Donner la parole au PKK ne doit pas être interdit en Turquie (CEDH)

Un journal turc pro-kurde, victime de procédures judiciaires pour avoir donné la parole à l'organisation séparatiste PKK, a obtenu gain de cause mardi devant la Cour européenne des droits de l'homme (CEDH), qui a conclu à une violation de sa liberté d'expression.

Le magazine Dema Nu, publié en turc et en kurde à Diyarbakir (chef-lieu du sud-est à majorité kurde de Turquie), est visé par une quinzaine de procédures en justice pour des articles accusé d'"apologie" du PKK, le Parti des travailleurs du Kurdistan (interdit). Ce journal, connu surtout des milieux militants, a cessé de paraître.

Ses responsables avaient justement saisi la Cour européenne de deux procédures l'ayant visé, portant sur des articles publiés en avril 2002 et février 2003.

Dans le premier cas, l'écrit litigieux était une déclaration d'un parti proche du PKK qui "critiquait les différentes politiques gouvernementales relatives entre autres à (...) la montée du chômage et (à) l'interdiction d'utiliser la langue kurde", a relevé la Cour.
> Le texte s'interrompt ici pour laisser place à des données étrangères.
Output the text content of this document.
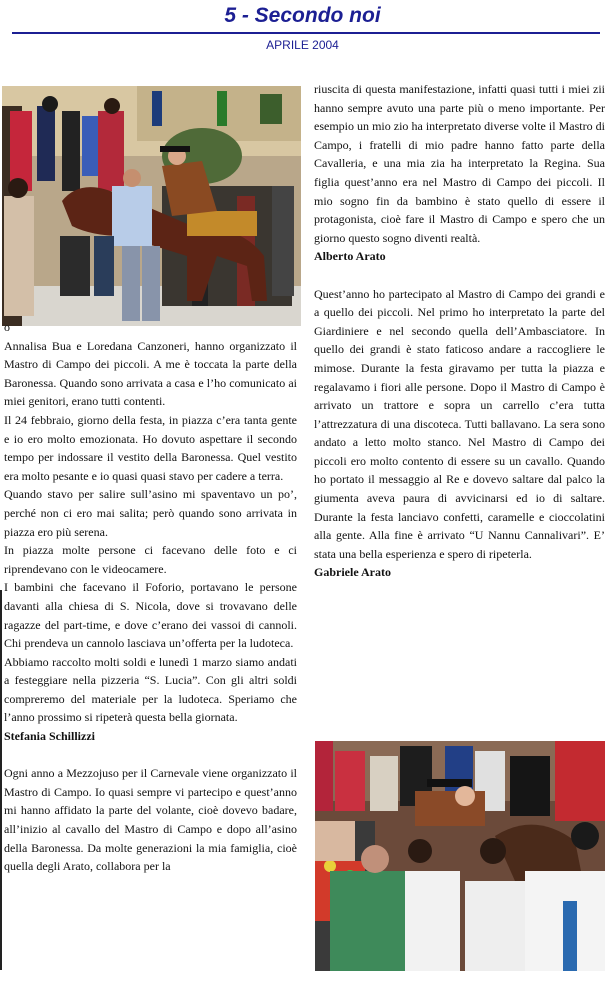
5 - Secondo noi
APRILE 2004

o

Annalisa Bua e Loredana Canzoneri, hanno organizzato il Mastro di Campo dei piccoli. A me è toccata la parte della Baronessa. Quando sono arrivata a casa e l’ho comunicato ai miei genitori, erano tutti contenti.

Il 24 febbraio, giorno della festa, in piazza c’era tanta gente e io ero molto emozionata. Ho dovuto aspettare il secondo tempo per indossare il vestito della Baronessa. Quel vestito era molto pesante e io quasi quasi stavo per cadere a terra.

Quando stavo per salire sull’asino mi spaventavo un po’, perché non ci ero mai salita; però quando sono arrivata in piazza ero più serena.

In piazza molte persone ci facevano delle foto e ci riprendevano con le videocamere.

I bambini che facevano il Foforio, portavano le persone davanti alla chiesa di S. Nicola, dove si trovavano delle ragazze del part-time, e dove c’erano dei vassoi di cannoli. Chi prendeva un cannolo lasciava un’offerta per la ludoteca.

Abbiamo raccolto molti soldi e lunedì 1 marzo siamo andati a festeggiare nella pizzeria “S. Lucia”. Con gli altri soldi compreremo del materiale per la ludoteca. Speriamo che l’anno prossimo si ripeterà questa bella giornata.

Stefania Schillizzi

Ogni anno a Mezzojuso per il Carnevale viene organizzato il Mastro di Campo. Io quasi sempre vi partecipo e quest’anno mi hanno affidato la parte del volante, cioè dovevo badare, all’inizio al cavallo del Mastro di Campo e dopo all’asino della Baronessa. Da molte generazioni la mia famiglia, cioè quella degli Arato, collabora per la

riuscita di questa manifestazione, infatti quasi tutti i miei zii hanno sempre avuto una parte più o meno importante. Per esempio un mio zio ha interpretato diverse volte il Mastro di Campo, i fratelli di mio padre hanno fatto parte della Cavalleria, e una mia zia ha interpretato la Regina. Sua figlia quest’anno era nel Mastro di Campo dei piccoli. Il mio sogno fin da bambino è stato quello di essere il protagonista, cioè fare il Mastro di Campo e spero che un giorno questo sogno diventi realtà.

Alberto Arato

Quest’anno ho partecipato al Mastro di Campo dei grandi e a quello dei piccoli. Nel primo ho interpretato la parte del Giardiniere e nel secondo quella dell’Ambasciatore. In quello dei grandi è stato faticoso andare a raccogliere le mimose. Durante la festa giravamo per tutta la piazza e regalavamo i fiori alle persone. Dopo il Mastro di Campo è arrivato un trattore e sopra un carrello c’era tutta l’attrezzatura di una discoteca. Tutti ballavano. La sera sono andato a letto molto stanco. Nel Mastro di Campo dei piccoli ero molto contento di essere su un cavallo. Quando ho portato il messaggio al Re e dovevo saltare dal palco la giumenta aveva paura di avvicinarsi ed io di saltare. Durante la festa lanciavo confetti, caramelle e cioccolatini alla gente. Alla fine è arrivato “U Nannu Cannalivari”. E’ stata una bella esperienza e spero di ripeterla.

Gabriele Arato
Dans le deuxième cas, le journal s'était fait l'écho d'un communiqué d'une branche du PKK par lequel ce dernier qualifiait de "représailles" envers le pouvoir turc un récent accrochage entre ses forces et l'armée régulière.

Suite à ces publications, les exemplaires litigieux de Dema Nu avaient été saisis et ses dirigeants condamnés à des amendes, au motif que le journal avait publié les "déclarations d'une organisation illégale armée".

Les magistrats européens ont estimé que ces condamnations étaient contraires à la liberté d'expression. Ils ont observé, que, pris dans leur ensemble, les deux articles incriminés ne contenaient "aucun appel à l'usage de la violence, à la résistance armée ou au soulèvement" et qu'ils ne constituaient pas un "discours de haine".

En outre, les juges turcs ayant condamné le journal "n'ont procédé à aucun examen du texte" litigieux, et n'ont justifié leur condamnation que par la seule origine de ce texte, a pointé la CEDH.

Les autorités turques devront verser au total 6.000 euros de dédommagement moral aux deux dirigeants de Dema Nu qui ont porté l'affaire devant la justice européenne.

Cet arrêt n'est pas définitif. La Turquie a trois mois pour demander un nouvel examen du dossier, ce que la CEDH n'est toutefois pas tenue de lui accorder.